Etude des réponses des cellules NKT et NK induites au cours de la primo-infection par des sporozoïtes de P. yoelii (S. Pied, J. Roland). Nous avons observé que la réponse des cellules NKT à la primo-infection par des sporozoïtes de P. yoelii est hétérogène et compartimentée. Différentes sous-populations de cellules NKT sont activées et leur effectif augmenté dans le foie et la rate au cours de l'infection. Elles sécrètent de l'IFN-γ, une cytokine de type Th1 ayant une activité anti-parasitaire. Les cellules NKT hépatiques produisent l'IFN-γtrès tôt durant l'infection et sembleraient ainsi être impliquées dans l'inhibition du développement des formes intra-hépatiques du parasite in vitro. Elles joueraient ainsi un rôle dans le contrôle des stades précoces du parasite mais également dans l'orientation de la réponse immune adaptative vers un profil Th1 favorisant la mise en place de mécanismes protecteurs. A l'opposé, les cellules NKT de la rate sécrètent l'IFN-γplus tardivement au cours de l'infection et participeraient donc au contrôle des stades érythrocytaires. Néanmoins, les cellules NKT ne sont pas indispensables à l'élimination du parasite, puisque les souris ne possédant pas ces populations de lymphocytes contrôlent l'infection aussi bien que les souris témoins. La population de cellules NK évolue différemment dans la rate et le foie au cours de l'infection par P. yoelii. Leur nombre augmente dans le foie alors qu'il diminue dans la rate. Le répertoire des molécules Ly49 qu'ils expriment n'est pas modifié dans le foie alors qu'il l'est dans la rate. Leur activité cytotoxique ainsi que leur sécrétion d'IFNγ augmentent dans le foie alors que ces deux activités restent à leur niveau basal dans la rate.
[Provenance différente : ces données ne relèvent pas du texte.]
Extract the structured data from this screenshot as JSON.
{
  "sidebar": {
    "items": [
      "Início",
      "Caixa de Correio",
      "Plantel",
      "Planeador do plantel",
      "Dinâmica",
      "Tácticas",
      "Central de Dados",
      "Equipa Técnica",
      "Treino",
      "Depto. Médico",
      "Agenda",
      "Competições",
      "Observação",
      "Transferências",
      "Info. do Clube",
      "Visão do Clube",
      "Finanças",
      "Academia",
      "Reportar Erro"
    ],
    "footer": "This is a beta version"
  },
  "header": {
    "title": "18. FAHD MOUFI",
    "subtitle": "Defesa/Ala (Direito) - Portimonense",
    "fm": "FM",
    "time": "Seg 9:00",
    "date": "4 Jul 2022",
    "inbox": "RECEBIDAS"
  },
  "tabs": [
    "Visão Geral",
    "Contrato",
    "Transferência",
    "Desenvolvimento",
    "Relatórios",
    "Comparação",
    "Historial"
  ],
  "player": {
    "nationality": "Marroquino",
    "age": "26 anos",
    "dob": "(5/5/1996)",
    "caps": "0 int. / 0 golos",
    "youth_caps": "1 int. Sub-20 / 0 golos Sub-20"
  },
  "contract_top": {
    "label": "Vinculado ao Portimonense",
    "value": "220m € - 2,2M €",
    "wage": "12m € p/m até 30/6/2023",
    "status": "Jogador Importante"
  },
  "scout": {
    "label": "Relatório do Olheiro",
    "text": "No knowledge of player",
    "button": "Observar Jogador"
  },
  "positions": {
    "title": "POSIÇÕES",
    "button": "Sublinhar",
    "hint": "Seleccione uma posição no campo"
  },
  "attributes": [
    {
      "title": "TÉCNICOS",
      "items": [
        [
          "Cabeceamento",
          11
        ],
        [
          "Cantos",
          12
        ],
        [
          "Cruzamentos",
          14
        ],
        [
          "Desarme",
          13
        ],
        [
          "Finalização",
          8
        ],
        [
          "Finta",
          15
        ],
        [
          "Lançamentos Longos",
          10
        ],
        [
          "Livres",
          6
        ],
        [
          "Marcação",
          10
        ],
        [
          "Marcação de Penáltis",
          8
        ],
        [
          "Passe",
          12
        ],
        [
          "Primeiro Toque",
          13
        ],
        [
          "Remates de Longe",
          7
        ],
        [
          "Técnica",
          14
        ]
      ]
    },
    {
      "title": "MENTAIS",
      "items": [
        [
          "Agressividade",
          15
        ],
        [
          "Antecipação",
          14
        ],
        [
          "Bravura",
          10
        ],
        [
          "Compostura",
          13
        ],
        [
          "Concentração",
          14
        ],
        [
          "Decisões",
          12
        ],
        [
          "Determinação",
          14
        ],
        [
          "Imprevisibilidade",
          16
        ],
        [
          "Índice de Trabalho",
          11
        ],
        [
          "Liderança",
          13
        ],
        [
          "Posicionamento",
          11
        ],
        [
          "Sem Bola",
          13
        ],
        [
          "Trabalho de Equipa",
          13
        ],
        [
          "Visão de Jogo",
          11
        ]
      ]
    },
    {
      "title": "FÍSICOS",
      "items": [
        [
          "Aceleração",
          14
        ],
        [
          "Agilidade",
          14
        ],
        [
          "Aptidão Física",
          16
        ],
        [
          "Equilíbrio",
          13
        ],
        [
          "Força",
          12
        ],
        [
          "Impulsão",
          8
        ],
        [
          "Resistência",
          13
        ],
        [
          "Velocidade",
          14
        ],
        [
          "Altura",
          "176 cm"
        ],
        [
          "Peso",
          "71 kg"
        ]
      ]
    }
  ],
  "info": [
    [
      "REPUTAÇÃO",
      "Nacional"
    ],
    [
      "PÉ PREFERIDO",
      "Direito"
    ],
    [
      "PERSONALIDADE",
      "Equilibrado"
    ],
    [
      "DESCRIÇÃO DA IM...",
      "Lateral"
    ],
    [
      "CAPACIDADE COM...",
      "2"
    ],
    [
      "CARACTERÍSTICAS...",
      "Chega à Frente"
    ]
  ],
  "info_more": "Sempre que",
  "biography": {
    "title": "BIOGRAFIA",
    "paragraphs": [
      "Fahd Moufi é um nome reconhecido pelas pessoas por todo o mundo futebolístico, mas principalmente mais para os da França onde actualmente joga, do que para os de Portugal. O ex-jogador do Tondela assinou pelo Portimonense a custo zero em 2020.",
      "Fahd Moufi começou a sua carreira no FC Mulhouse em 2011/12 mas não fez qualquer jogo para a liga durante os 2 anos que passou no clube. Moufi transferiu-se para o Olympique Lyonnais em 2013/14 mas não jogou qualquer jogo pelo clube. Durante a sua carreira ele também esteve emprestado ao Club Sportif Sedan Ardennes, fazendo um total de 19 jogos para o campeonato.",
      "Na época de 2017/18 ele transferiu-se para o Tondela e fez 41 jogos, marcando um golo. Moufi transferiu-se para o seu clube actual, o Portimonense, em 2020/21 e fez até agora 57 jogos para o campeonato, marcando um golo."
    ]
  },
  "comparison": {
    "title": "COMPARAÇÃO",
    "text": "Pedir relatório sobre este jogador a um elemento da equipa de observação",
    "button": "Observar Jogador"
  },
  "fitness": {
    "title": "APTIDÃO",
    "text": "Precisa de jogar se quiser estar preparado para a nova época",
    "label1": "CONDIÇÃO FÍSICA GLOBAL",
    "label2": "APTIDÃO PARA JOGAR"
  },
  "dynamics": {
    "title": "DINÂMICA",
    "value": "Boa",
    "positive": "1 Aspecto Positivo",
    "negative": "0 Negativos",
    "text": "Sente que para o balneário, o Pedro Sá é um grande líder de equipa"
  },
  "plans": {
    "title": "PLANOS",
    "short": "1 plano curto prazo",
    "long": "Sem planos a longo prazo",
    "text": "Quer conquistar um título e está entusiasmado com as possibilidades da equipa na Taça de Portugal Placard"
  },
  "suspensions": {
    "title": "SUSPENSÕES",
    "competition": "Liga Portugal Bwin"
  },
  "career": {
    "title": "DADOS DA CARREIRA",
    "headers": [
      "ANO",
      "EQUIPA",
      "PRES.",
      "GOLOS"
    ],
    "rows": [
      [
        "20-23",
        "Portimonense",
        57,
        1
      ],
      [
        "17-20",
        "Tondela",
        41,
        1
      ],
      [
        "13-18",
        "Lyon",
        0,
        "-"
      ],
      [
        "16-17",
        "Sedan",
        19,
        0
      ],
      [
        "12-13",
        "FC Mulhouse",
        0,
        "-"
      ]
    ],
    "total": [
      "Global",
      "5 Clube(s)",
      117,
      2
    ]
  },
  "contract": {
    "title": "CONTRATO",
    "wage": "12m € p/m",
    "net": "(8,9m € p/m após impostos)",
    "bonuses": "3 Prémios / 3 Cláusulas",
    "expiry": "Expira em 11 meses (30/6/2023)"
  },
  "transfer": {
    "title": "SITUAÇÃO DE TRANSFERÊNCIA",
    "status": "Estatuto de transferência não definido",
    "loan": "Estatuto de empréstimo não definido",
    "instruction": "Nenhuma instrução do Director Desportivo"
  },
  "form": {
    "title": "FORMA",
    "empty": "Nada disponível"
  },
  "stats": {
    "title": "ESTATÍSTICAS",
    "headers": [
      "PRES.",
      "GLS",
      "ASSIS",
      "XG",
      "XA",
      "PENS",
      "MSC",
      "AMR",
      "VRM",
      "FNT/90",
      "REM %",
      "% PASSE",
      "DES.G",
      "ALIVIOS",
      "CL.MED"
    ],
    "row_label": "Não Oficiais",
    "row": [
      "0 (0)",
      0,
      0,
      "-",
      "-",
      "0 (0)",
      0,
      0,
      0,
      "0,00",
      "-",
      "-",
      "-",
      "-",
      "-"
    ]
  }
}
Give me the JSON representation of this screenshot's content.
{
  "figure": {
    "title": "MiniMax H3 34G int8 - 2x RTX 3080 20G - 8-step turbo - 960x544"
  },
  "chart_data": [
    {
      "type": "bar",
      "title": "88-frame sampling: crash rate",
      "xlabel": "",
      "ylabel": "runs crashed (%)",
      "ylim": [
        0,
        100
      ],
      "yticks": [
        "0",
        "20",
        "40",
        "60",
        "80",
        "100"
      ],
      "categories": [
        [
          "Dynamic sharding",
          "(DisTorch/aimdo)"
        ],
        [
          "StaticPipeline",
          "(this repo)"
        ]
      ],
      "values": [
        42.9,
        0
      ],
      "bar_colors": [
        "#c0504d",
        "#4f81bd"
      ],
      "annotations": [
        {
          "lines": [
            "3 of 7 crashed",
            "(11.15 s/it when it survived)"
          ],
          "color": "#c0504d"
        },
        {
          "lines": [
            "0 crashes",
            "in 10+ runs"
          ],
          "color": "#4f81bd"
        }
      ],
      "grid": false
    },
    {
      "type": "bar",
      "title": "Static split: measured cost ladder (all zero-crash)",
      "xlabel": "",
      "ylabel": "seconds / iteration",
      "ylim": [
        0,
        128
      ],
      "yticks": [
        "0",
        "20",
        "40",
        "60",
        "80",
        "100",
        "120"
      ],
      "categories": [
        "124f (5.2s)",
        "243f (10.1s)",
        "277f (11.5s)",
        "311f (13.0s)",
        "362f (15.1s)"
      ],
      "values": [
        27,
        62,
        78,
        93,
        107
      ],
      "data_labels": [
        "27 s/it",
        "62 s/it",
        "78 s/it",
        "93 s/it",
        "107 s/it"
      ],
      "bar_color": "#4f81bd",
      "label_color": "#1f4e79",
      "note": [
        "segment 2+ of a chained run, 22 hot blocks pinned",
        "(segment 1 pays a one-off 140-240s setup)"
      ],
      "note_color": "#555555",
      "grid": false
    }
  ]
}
Des études in vitro et in vivo suggèrent que les cellules NK du foie participeraient au contrôle du développement parasitaire dans la phase précoce de l'infection. Une étude réalisée dans le cadre du Grand Programme Horizontal " Anophèle " a permis de montrer le rôle immunosuppresseur de la salive sur ces réponses immunes induites par Plasmodium.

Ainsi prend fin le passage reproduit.